O dogma da Maternidade Divina foi solenemente definido pelo Concílio de Éfeso, no ano de 431 d.C., em resposta à heresia nestoriana que separava, de forma perigosa, a natureza divina e humana de Cristo. “Se alguém não confessa que Emmanuel é verdadeiramente Deus e que, por isso, a Santa Virgem é Mãe de Deus (Theotókos), pois gerou segundo a carne o Verbo de Deus feito carne, seja anátema.”[1] Essa definição, ratificada posteriormente no Concílio de Calcedônia (451), afirma que Maria é verdadeiramente Mãe de Deus, pois gerou em seu seio virginal a Pessoa divina do Verbo, encarnada com uma natureza humana perfeita.
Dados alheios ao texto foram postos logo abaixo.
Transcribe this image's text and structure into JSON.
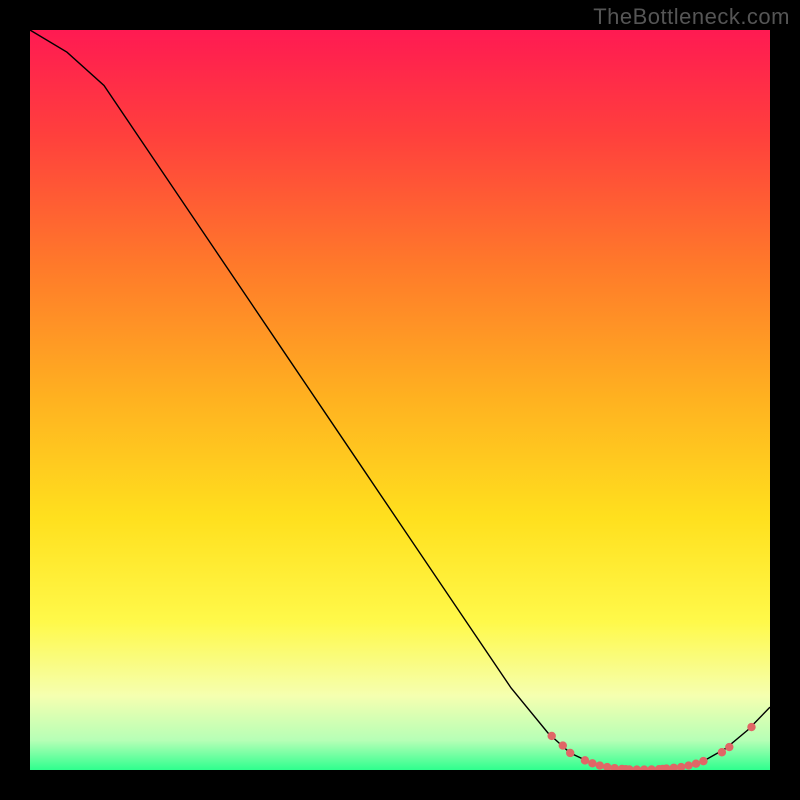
{
  "watermark": "TheBottleneck.com",
  "chart_data": {
    "type": "line",
    "title": "",
    "xlabel": "",
    "ylabel": "",
    "xlim": [
      0,
      100
    ],
    "ylim": [
      0,
      100
    ],
    "background_gradient": {
      "type": "vertical",
      "stops": [
        {
          "offset": 0.0,
          "color": "#ff1a52"
        },
        {
          "offset": 0.14,
          "color": "#ff3f3d"
        },
        {
          "offset": 0.32,
          "color": "#ff7a2a"
        },
        {
          "offset": 0.5,
          "color": "#ffb220"
        },
        {
          "offset": 0.66,
          "color": "#ffe01e"
        },
        {
          "offset": 0.8,
          "color": "#fff94a"
        },
        {
          "offset": 0.9,
          "color": "#f5ffb0"
        },
        {
          "offset": 0.96,
          "color": "#b6ffb6"
        },
        {
          "offset": 1.0,
          "color": "#2fff8e"
        }
      ]
    },
    "series": [
      {
        "name": "curve",
        "color": "#000000",
        "width": 1.4,
        "x": [
          0,
          5,
          10,
          15,
          20,
          25,
          30,
          35,
          40,
          45,
          50,
          55,
          60,
          65,
          70,
          73,
          76,
          79,
          82,
          85,
          88,
          91,
          94,
          97,
          100
        ],
        "y": [
          100,
          97,
          92.5,
          85.1,
          77.7,
          70.3,
          62.9,
          55.5,
          48.1,
          40.7,
          33.3,
          25.9,
          18.5,
          11.1,
          5.0,
          2.3,
          0.9,
          0.25,
          0.05,
          0.1,
          0.4,
          1.2,
          2.9,
          5.4,
          8.5
        ]
      }
    ],
    "points": {
      "color": "#e06666",
      "radius": 4.2,
      "x": [
        70.5,
        72.0,
        73.0,
        75.0,
        76.0,
        77.0,
        78.0,
        79.0,
        80.0,
        80.5,
        81.0,
        82.0,
        83.0,
        84.0,
        85.0,
        85.5,
        86.0,
        87.0,
        88.0,
        89.0,
        90.0,
        91.0,
        93.5,
        94.5,
        97.5
      ],
      "y": [
        4.6,
        3.3,
        2.3,
        1.3,
        0.9,
        0.6,
        0.4,
        0.25,
        0.15,
        0.1,
        0.08,
        0.05,
        0.05,
        0.07,
        0.1,
        0.15,
        0.2,
        0.3,
        0.4,
        0.6,
        0.85,
        1.2,
        2.4,
        3.1,
        5.8
      ]
    }
  }
}
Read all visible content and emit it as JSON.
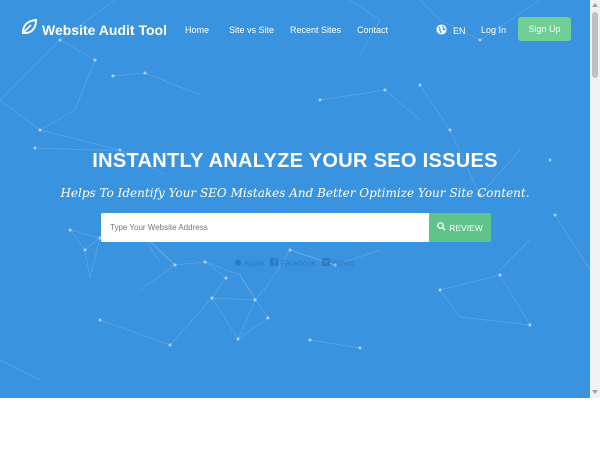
{
  "brand": {
    "name": "Website Audit Tool"
  },
  "nav": {
    "links": [
      "Home",
      "Site vs Site",
      "Recent Sites",
      "Contact"
    ],
    "language": "EN",
    "login": "Log In",
    "signup": "Sign Up"
  },
  "hero": {
    "headline": "INSTANTLY ANALYZE YOUR SEO ISSUES",
    "subheadline": "Helps To Identify Your SEO Mistakes And Better Optimize Your Site Content.",
    "search_placeholder": "Type Your Website Address",
    "review_label": "REVIEW",
    "examples": [
      "Apple",
      "Facebook",
      "Yahoo"
    ]
  },
  "colors": {
    "hero_bg": "#3a93de",
    "accent_green": "#6fcf97",
    "review_green": "#5fc48a"
  },
  "icons": {
    "logo": "leaf-icon",
    "language": "globe-icon",
    "review": "search-icon",
    "examples": [
      "apple-icon",
      "facebook-icon",
      "yahoo-icon"
    ]
  }
}
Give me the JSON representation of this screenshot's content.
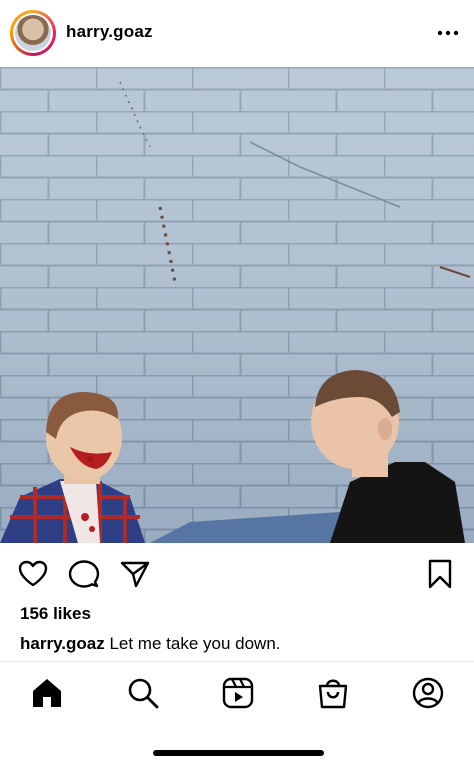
{
  "post": {
    "username": "harry.goaz",
    "likes_text": "156 likes",
    "caption": {
      "username": "harry.goaz",
      "text": "Let me take you down."
    }
  },
  "icons": {
    "header": [
      "avatar",
      "more-options-icon"
    ],
    "actions": [
      "heart-icon",
      "comment-icon",
      "share-icon",
      "bookmark-icon"
    ],
    "nav": [
      "home-icon",
      "search-icon",
      "reels-icon",
      "shop-icon",
      "profile-icon"
    ]
  },
  "colors": {
    "text": "#000000",
    "background": "#ffffff",
    "divider": "#e6e6e6"
  }
}
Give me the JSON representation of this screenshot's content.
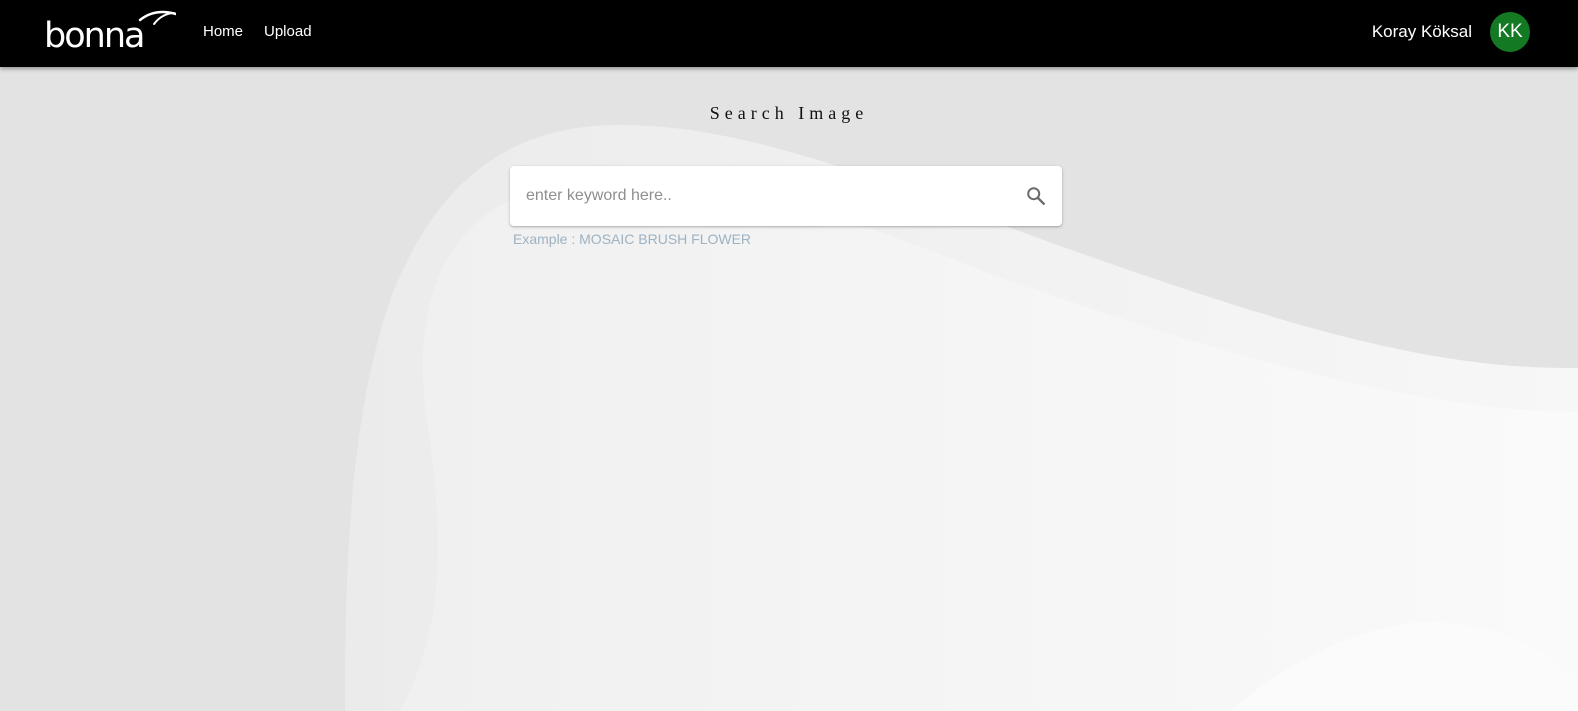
{
  "app": {
    "brand": "bonna",
    "colors": {
      "navbar": "#000000",
      "avatar": "#137a23",
      "hint": "#9db2c2",
      "background": "#e4e4e4"
    }
  },
  "nav": {
    "links": [
      {
        "label": "Home"
      },
      {
        "label": "Upload"
      }
    ]
  },
  "user": {
    "name": "Koray Köksal",
    "initials": "KK"
  },
  "main": {
    "title": "Search Image",
    "search": {
      "placeholder": "enter keyword here..",
      "value": "",
      "icon": "search-icon"
    },
    "example": "Example : MOSAIC BRUSH FLOWER"
  }
}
Maria é a Theotókos (em grego: Θεοτόκος) como comumente conhecida por nós católicos como Mãe de Deus significa literalmente "Portadora de Deus". Uma verdade fundamental da fé cristã: Jesus Cristo é uma só Pessoa, divina, com duas naturezas – divina e humana. Sendo Maria a mãe de Jesus, e Jesus sendo Deus, ela é corretamente chamada Mãe de Deus. Não no sentido de ser origem da divindade (Deus é eterno), mas no sentido de ser mãe da Pessoa divina do Verbo Encarnado.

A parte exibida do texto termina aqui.